海の博物館(鳥羽市浦村町、TEL 0599-32-6006)の特別展示室で9月19日から、水産缶詰を集めた企画展「あなたの知らない水産缶詰の世界」が始まった。
一般的なツナ缶やサバ缶のほか、全国で作られている変わり種ご当地缶詰やクジラ缶、アニメとのコラボ缶詰や進化系缶詰、三重県立水産高校(志摩市志摩町)で高校生たちが実習で作った缶詰、世界で作られている缶詰など、中身を海産物に限定した約300種類の缶詰を集めた同展。
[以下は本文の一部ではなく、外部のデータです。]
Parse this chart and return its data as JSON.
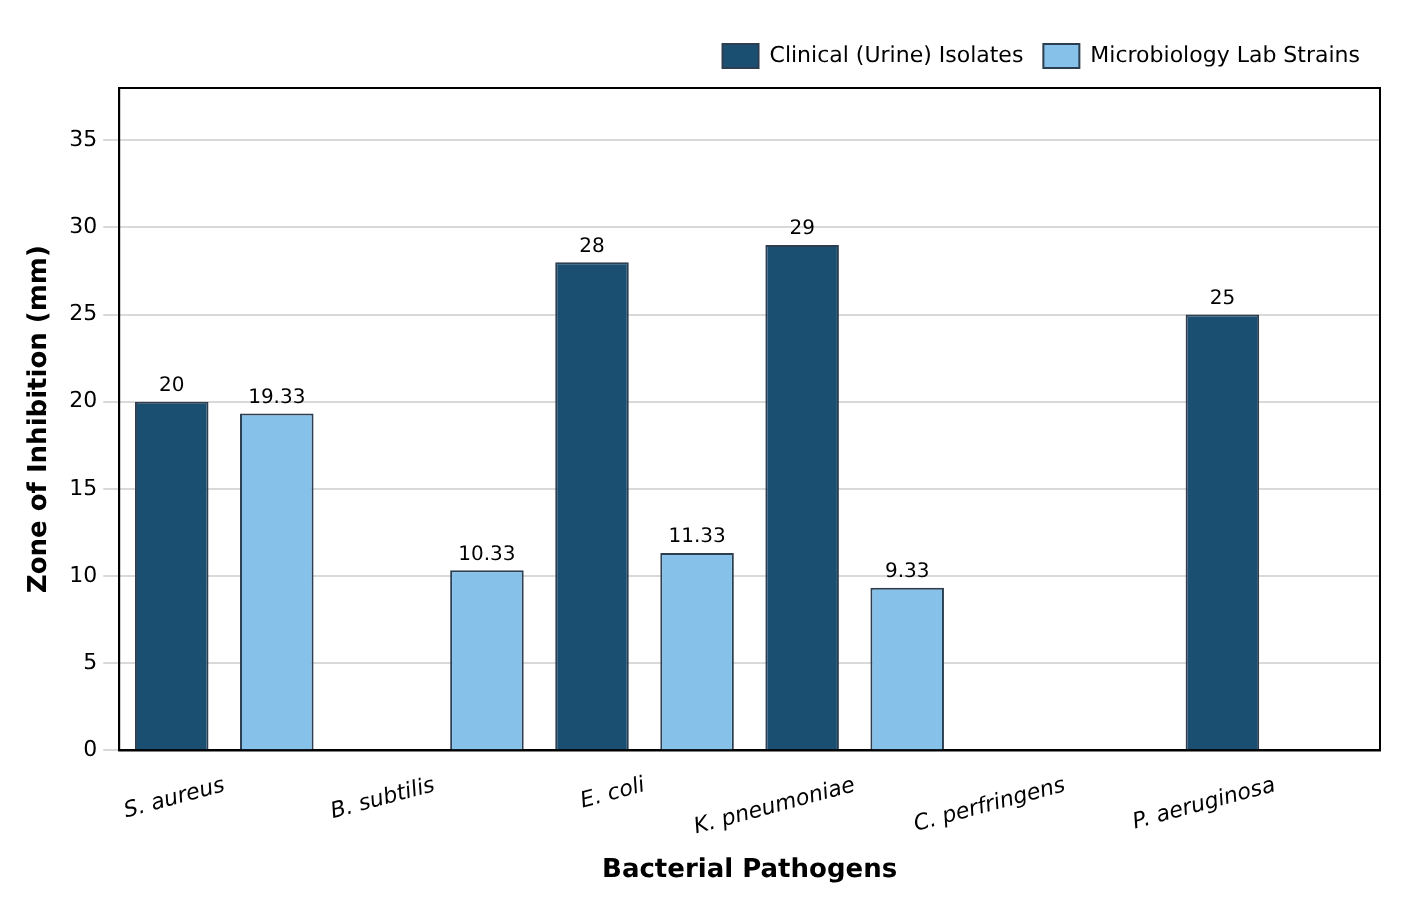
{
  "chart_data": {
    "type": "bar",
    "xlabel": "Bacterial Pathogens",
    "ylabel": "Zone of Inhibition (mm)",
    "categories": [
      "S. aureus",
      "B. subtilis",
      "E. coli",
      "K. pneumoniae",
      "C. perfringens",
      "P. aeruginosa"
    ],
    "series": [
      {
        "name": "Clinical (Urine) Isolates",
        "color": "#1b4f72",
        "values": [
          20,
          null,
          28,
          29,
          null,
          25
        ]
      },
      {
        "name": "Microbiology Lab Strains",
        "color": "#85c1e9",
        "values": [
          19.33,
          10.33,
          11.33,
          9.33,
          null,
          null
        ]
      }
    ],
    "ylim": [
      0,
      38
    ],
    "yticks": [
      0,
      5,
      10,
      15,
      20,
      25,
      30,
      35
    ],
    "grid": "y",
    "legend": "top right",
    "data_labels": true
  }
}
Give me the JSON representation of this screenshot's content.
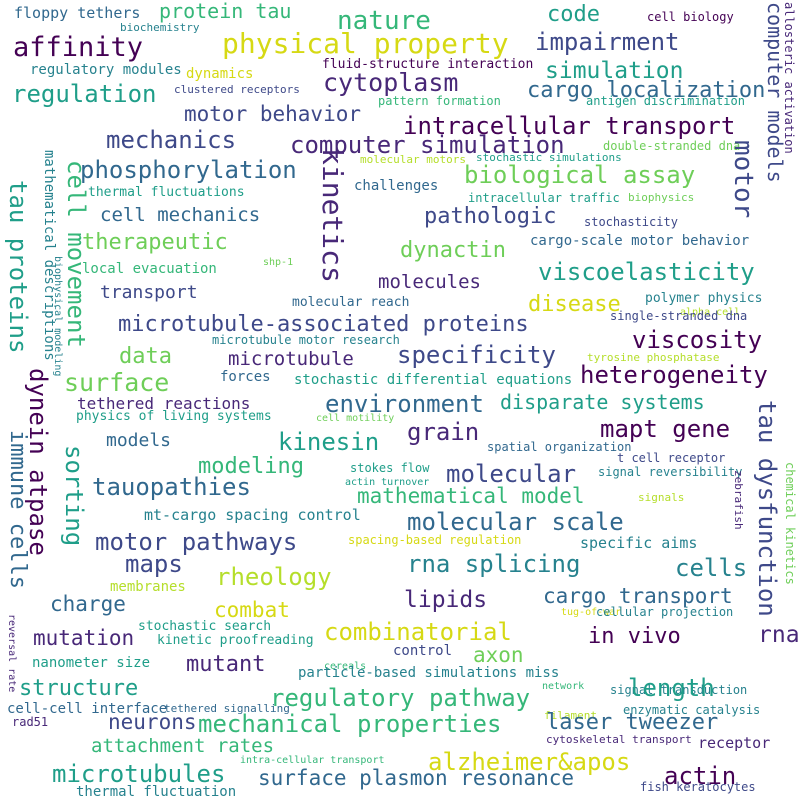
{
  "palette": {
    "dark_purple": "#440154",
    "indigo": "#482878",
    "slate_blue": "#3e4989",
    "steel_blue": "#31688e",
    "teal_blue": "#26828e",
    "teal": "#1f9e89",
    "sea_green": "#35b779",
    "green": "#6ece58",
    "lime": "#b5de2b",
    "yellow": "#d6d914"
  },
  "words": [
    "floppy tethers",
    "protein tau",
    "nature",
    "code",
    "cell biology",
    "computer models",
    "biochemistry",
    "affinity",
    "physical property",
    "impairment",
    "allosteric activation",
    "regulatory modules",
    "dynamics",
    "fluid-structure interaction",
    "simulation",
    "regulation",
    "clustered receptors",
    "cytoplasm",
    "cargo localization",
    "pattern formation",
    "antigen discrimination",
    "motor behavior",
    "intracellular transport",
    "mechanics",
    "computer simulation",
    "double-stranded dna",
    "molecular motors",
    "stochastic simulations",
    "phosphorylation",
    "kinetics",
    "biological assay",
    "thermal fluctuations",
    "challenges",
    "intracellular traffic",
    "biophysics",
    "cell mechanics",
    "motor",
    "pathologic",
    "stochasticity",
    "mathematical descriptions",
    "biophysical modeling",
    "therapeutic",
    "cargo-scale motor behavior",
    "tau proteins",
    "cell movement",
    "dynactin",
    "shp-1",
    "local evacuation",
    "viscoelasticity",
    "molecules",
    "transport",
    "disease",
    "alpha cell",
    "polymer physics",
    "molecular reach",
    "single-stranded dna",
    "microtubule-associated proteins",
    "microtubule motor research",
    "viscosity",
    "data",
    "specificity",
    "microtubule",
    "tyrosine phosphatase",
    "heterogeneity",
    "surface",
    "forces",
    "stochastic differential equations",
    "dynein atpase",
    "immune cells",
    "sorting",
    "environment",
    "disparate systems",
    "tethered reactions",
    "physics of living systems",
    "cell motility",
    "grain",
    "mapt gene",
    "tau dysfunction",
    "models",
    "kinesin",
    "spatial organization",
    "t cell receptor",
    "modeling",
    "stokes flow",
    "actin turnover",
    "signal reversibility",
    "molecular",
    "tauopathies",
    "mathematical model",
    "signals",
    "zebrafish",
    "chemical kinetics",
    "mt-cargo spacing control",
    "molecular scale",
    "motor pathways",
    "spacing-based regulation",
    "specific aims",
    "maps",
    "rna splicing",
    "cells",
    "membranes",
    "rheology",
    "charge",
    "combat",
    "lipids",
    "cargo transport",
    "tug-of-war",
    "cellular projection",
    "stochastic search",
    "combinatorial",
    "mutation",
    "kinetic proofreading",
    "in vivo",
    "rna",
    "mutant",
    "nanometer size",
    "axon",
    "control",
    "cereals",
    "network",
    "signal transduction",
    "reversal rate",
    "structure",
    "particle-based simulations miss",
    "length",
    "regulatory pathway",
    "tethered signalling",
    "filament",
    "cell-cell interface",
    "neurons",
    "mechanical properties",
    "laser tweezer",
    "enzymatic catalysis",
    "rad51",
    "attachment rates",
    "alzheimer&apos",
    "receptor",
    "microtubules",
    "intra-cellular transport",
    "cytoskeletal transport",
    "surface plasmon resonance",
    "actin",
    "fish keratocytes",
    "thermal fluctuation"
  ]
}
同展担当の懸(あがた)拓也さんは「缶詰が発明されるまでは、干す・煮る(干物、煮干し)、燻す(鰹節)、しぐれ煮(アサリなど)・塩蔵・発酵(鮓)などによって海産物を保存・加工してきた。日本における缶詰製造は、1871(明治4)年に長崎県においてイワシの油漬が試作されたことに始まるとされ、その後海外への輸出用や戦時での軍備食として重宝されるようになった。三重県でも、古くから水産缶詰製造が盛んになり、海の博物館初代館長の二代・石原円吉の父である初代・石原円吉が現在の東洋製罐(東京都品川区)の創業者・高碕達之助氏を技師として招き創業した東洋水産などの水産会社が誕生した」と説明する。
そのほか、10月10日「缶詰の日」には「世界一臭い缶詰」といわれているスウェーデンのシュールストレミングを開けて臭いを嗅ぐイベント、10月25日と11月8日には水産高校生によるカツオの解体ショー、11月22日にはオリジナル缶詰を作るイベント、10月25日までの期間に缶詰ラベルデザインコンテストなどのイベントを企画する。
懸さんは「水産缶詰を通して海産物の魅力を再発見し、海洋資源の新たな利用、子どもたちへの海洋教育などについても考える機会となればと思い企画した。僕もまだ未体験の世界一臭いと言われるシュールストレミングも購入し臭いを嗅ぐイベントを企画しているが、すでに缶詰の中で発酵が進んで缶詰が膨らんできている…。多くの人に来ていただければ」と呼び掛ける。
開館時間は9時~17時(12月1日~2月末日は16時30分まで)6月26日~30日、12月26日~30日休館。入館料は、大人=800円、高・中・小学生=400円。12月月13日まで。